L.A. County to try again to cut troubled foster care contractor
Los Angeles County Supervisors Gloria Molina and Michael D. Antonovich will make another attempt to cut a troubled foster care contractor with a history of misused money and child abuse.
Under the supervisors’ proposal, the county board has once again scheduled a public vote for Tuesday on the county’s relationship with Teens Happy Homes, a contractor that has received up to $3.6 million per year and cared for more than 1,100 foster children in recent years.
An earlier vote was taken off the schedule for unexplained reasons, and it is unclear whether the proposal has obtained a decisive third vote to win majority support on the five-member board.
Supervisor Mark Ridley-Thomas, in a prepared statement, said the motion “seeks to correct a problem that is undeniably troubling. The only question that remains is whether we are on solid legal ground. County counsel and the Department of Children and Family Services have some answering to do before Tuesday.”
Supervisor Zev Yaroslavsky said: “I have asked the department to give me a list of all the agencies in just as unsatisfactory a situation. Let’s look at all of them together and treat them the same.”
Michael Nash, the presiding judge of L.A. County’s Juvenile Court, and Leslie Starr Heimov, who leads the court-appointed law firm representing foster children, have called on the supervisors to sever the contract.
The calls were issued after an examination of Teens Happy Homes, published in The Times, revealed questionable spending, including tens of thousands of dollars that went to personal expenses of the chief executive, Beautina Robinson.

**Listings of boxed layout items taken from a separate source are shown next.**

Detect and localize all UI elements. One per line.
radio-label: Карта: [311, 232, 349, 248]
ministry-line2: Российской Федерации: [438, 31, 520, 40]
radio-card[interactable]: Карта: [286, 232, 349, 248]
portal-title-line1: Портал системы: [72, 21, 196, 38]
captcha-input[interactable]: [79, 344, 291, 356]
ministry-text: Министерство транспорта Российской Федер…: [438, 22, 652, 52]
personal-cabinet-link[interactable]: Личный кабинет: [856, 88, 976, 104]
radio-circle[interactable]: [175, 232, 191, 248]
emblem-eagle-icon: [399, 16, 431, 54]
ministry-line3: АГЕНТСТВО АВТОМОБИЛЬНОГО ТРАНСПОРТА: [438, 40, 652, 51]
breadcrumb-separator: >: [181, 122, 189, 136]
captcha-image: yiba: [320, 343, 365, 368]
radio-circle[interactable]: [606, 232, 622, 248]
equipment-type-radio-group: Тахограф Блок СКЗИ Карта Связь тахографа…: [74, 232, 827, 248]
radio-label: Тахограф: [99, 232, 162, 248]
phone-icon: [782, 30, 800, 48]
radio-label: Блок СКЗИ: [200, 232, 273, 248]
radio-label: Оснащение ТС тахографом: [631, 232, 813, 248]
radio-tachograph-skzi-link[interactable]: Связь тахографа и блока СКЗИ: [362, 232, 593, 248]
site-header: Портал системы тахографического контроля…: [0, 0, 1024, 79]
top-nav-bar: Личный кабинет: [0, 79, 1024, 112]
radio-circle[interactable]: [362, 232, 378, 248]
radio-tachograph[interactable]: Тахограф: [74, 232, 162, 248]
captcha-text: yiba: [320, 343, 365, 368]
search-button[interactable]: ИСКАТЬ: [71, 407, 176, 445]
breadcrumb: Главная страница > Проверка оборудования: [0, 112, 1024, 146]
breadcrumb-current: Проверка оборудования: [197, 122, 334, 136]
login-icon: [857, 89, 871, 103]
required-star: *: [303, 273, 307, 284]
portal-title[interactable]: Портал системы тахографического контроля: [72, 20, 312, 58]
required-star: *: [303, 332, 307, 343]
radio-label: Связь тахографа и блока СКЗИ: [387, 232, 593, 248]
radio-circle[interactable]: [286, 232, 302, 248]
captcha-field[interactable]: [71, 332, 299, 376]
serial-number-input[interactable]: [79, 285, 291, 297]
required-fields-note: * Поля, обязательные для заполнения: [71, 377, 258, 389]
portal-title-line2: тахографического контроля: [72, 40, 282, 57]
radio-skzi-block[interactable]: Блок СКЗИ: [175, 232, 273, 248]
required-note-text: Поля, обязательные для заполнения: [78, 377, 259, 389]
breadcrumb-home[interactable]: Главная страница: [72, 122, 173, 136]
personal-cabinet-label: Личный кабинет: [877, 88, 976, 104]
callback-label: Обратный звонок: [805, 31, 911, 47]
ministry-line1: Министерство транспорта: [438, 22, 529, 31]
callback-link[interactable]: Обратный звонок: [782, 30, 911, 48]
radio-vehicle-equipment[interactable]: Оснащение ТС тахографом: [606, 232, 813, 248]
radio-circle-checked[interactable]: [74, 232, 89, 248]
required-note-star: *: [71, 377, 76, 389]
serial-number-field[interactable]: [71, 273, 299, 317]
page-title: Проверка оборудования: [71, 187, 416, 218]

The newspaper also reported that Maurice Mitchell, then president of the Teens Happy Homes board, retained his position while in jail before being convicted in a real estate scheme that involved identity theft, forged documents and more than $260,000 in stolen money.
Over a three-year period, 240 allegations of abuse or neglect were filed on behalf of youths at Teens’ homes, a Times analysis of child abuse hot line data found. Teens’ rate of nearly two allegations for each home was more than two times the average for foster care contractors across the state.
About half of Teens’ 131 facilities had no complaints filed against them during the period covered by the data, from October 2008 through September 2011. But four of them had 10 or more complaints, landing them among the top 40 in the county.
Investigators substantiated about 17% of all complaints from the Teens homes, about the same as the state average.